On this sunny December afternoon, 61-year-old Mirna Jiron, her hoodie emblazoned with “Plants over Pills,” is assisting a new, older customer at Sun Spot CBD, at 3186 21st St. The gentleman is carrying a tin for a product he would like to replace. Speaking Spanish, she walks him through a variety of options on their shelves. They have everything:Soaps, gummies, CBD-infused coffee, oils, pet products.
A diagram of the human body on the wall, one of the several art installations which include works by visual artist and Sun Spot CBD logo designer Malik Seneferu, shows where CBD receptors are located in the body. Jiron knows them all and can talk easily about the healing properties of cannabidiol, known popularly as CBD, which is derived from cannabis.
Jiron and the customer discuss options for retaining the healing and relaxing properties of CBD without getting too high.
The customer doesn’t buy anything this time around, but remarks that Jiron is quite the salesperson. Sales isn’t the point, she says. It’s more about finding what works for each customer.
Jiron’s career included 27 years in clinical research management with biotech companies like Genentech and SUGEN, now merged with Pfizer, and she became adept at redesigning processes to make them more efficient. Although an avowed carnivore, her skills were also put to use in developing the plant-based Impossible Burger.

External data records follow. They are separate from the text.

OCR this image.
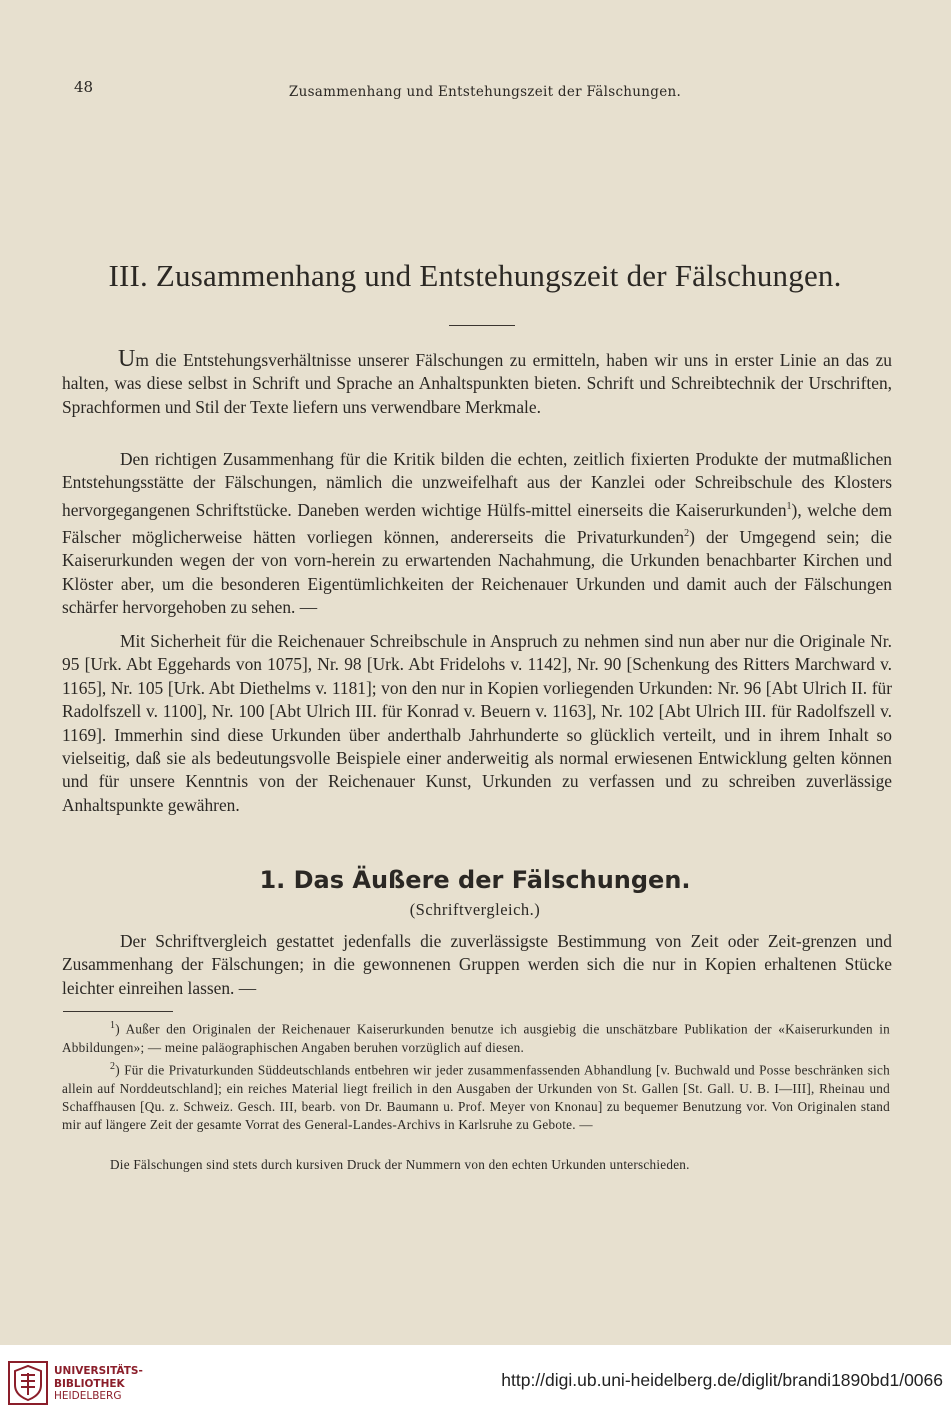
48	Zusammenhang und Entstehungszeit der Fälschungen.
III. Zusammenhang und Entstehungszeit der Fälschungen.

Um die Entstehungsverhältnisse unserer Fälschungen zu ermitteln, haben wir uns in erster Linie an das zu halten, was diese selbst in Schrift und Sprache an Anhaltspunkten bieten. Schrift und Schreibtechnik der Urschriften, Sprachformen und Stil der Texte liefern uns verwendbare Merkmale.

Den richtigen Zusammenhang für die Kritik bilden die echten, zeitlich fixierten Produkte der mutmaßlichen Entstehungsstätte der Fälschungen, nämlich die unzweifelhaft aus der Kanzlei oder Schreibschule des Klosters hervorgegangenen Schriftstücke. Daneben werden wichtige Hülfs-mittel einerseits die Kaiserurkunden$^1$), welche dem Fälscher möglicherweise hätten vorliegen können, andererseits die Privaturkunden$^2$) der Umgegend sein; die Kaiserurkunden wegen der von vorn-herein zu erwartenden Nachahmung, die Urkunden benachbarter Kirchen und Klöster aber, um die besonderen Eigentümlichkeiten der Reichenauer Urkunden und damit auch der Fälschungen schärfer hervorgehoben zu sehen. —

Mit Sicherheit für die Reichenauer Schreibschule in Anspruch zu nehmen sind nun aber nur die Originale Nr. 95 [Urk. Abt Eggehards von 1075], Nr. 98 [Urk. Abt Fridelohs v. 1142], Nr. 90 [Schenkung des Ritters Marchward v. 1165], Nr. 105 [Urk. Abt Diethelms v. 1181]; von den nur in Kopien vorliegenden Urkunden: Nr. 96 [Abt Ulrich II. für Radolfszell v. 1100], Nr. 100 [Abt Ulrich III. für Konrad v. Beuern v. 1163], Nr. 102 [Abt Ulrich III. für Radolfszell v. 1169]. Immerhin sind diese Urkunden über anderthalb Jahrhunderte so glücklich verteilt, und in ihrem Inhalt so vielseitig, daß sie als bedeutungsvolle Beispiele einer anderweitig als normal erwiesenen Entwicklung gelten können und für unsere Kenntnis von der Reichenauer Kunst, Urkunden zu verfassen und zu schreiben zuverlässige Anhaltspunkte gewähren.

1. Das Äußere der Fälschungen.
(Schriftvergleich.)

Der Schriftvergleich gestattet jedenfalls die zuverlässigste Bestimmung von Zeit oder Zeit-grenzen und Zusammenhang der Fälschungen; in die gewonnenen Gruppen werden sich die nur in Kopien erhaltenen Stücke leichter einreihen lassen. —

$^1$) Außer den Originalen der Reichenauer Kaiserurkunden benutze ich ausgiebig die unschätzbare Publikation der «Kaiserurkunden in Abbildungen»; — meine paläographischen Angaben beruhen vorzüglich auf diesen.

$^2$) Für die Privaturkunden Süddeutschlands entbehren wir jeder zusammenfassenden Abhandlung [v. Buchwald und Posse beschränken sich allein auf Norddeutschland]; ein reiches Material liegt freilich in den Ausgaben der Urkunden von St. Gallen [St. Gall. U. B. I—III], Rheinau und Schaffhausen [Qu. z. Schweiz. Gesch. III, bearb. von Dr. Baumann u. Prof. Meyer von Knonau] zu bequemer Benutzung vor. Von Originalen stand mir auf längere Zeit der gesamte Vorrat des General-Landes-Archivs in Karlsruhe zu Gebote. —

Die Fälschungen sind stets durch kursiven Druck der Nummern von den echten Urkunden unterschieden.

UNIVERSITÄTS-
BIBLIOTHEK
HEIDELBERG
http://digi.ub.uni-heidelberg.de/diglit/brandi1890bd1/0066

Nowadays, she works for her longtime neighbor and friend Reggie Wise, Sun Spot CBD’s founder/creator. They split duties: She takes on more of the personal and artistic details, like setting up product displays, and is at the counter on Tuesdays and Thursdays.
Wise started the business online before the pandemic, and they opened the brick-and-mortar location this past July. Business is growing, and the challenge is to develop new customers and counter resistance to and misinformation about CBD use.
Born in Guatemala to Nicaraguan parents serving there as missionaries, Jiron grew up in the Mission where her tailor-by-trade, “renaissance man” father, Eduardo Jiron-Lanza, moved the family so he could become the pastor of a Seventh Day Adventist Church.
In the seventies, she watched her older brother, who had epilepsy, give up meds for marijuana and find healing before he died in a motorcycle accident.
Her faith and family have helped her through difficult times, including an accident which left her temporarily paralyzed from the neck down. While she doesn’t attend an organized church these days, “I tell people, ‘I follow the path of Christ,’” she said.
“Do I say I walk on water? Hell no! But I love my fellow man.”
Now, she’s proud to work at a black-owned business that supports local entrepreneurs and helps customers on their personal healing journeys. She pointed out how it provides an opportunity for community members, especially those who are Hispanic and Latinx, to have access to quality products and information.
“Wellness and hemp to the people,” Jiron said with a smile, putting a spin on Sun Spot CBD’s motto.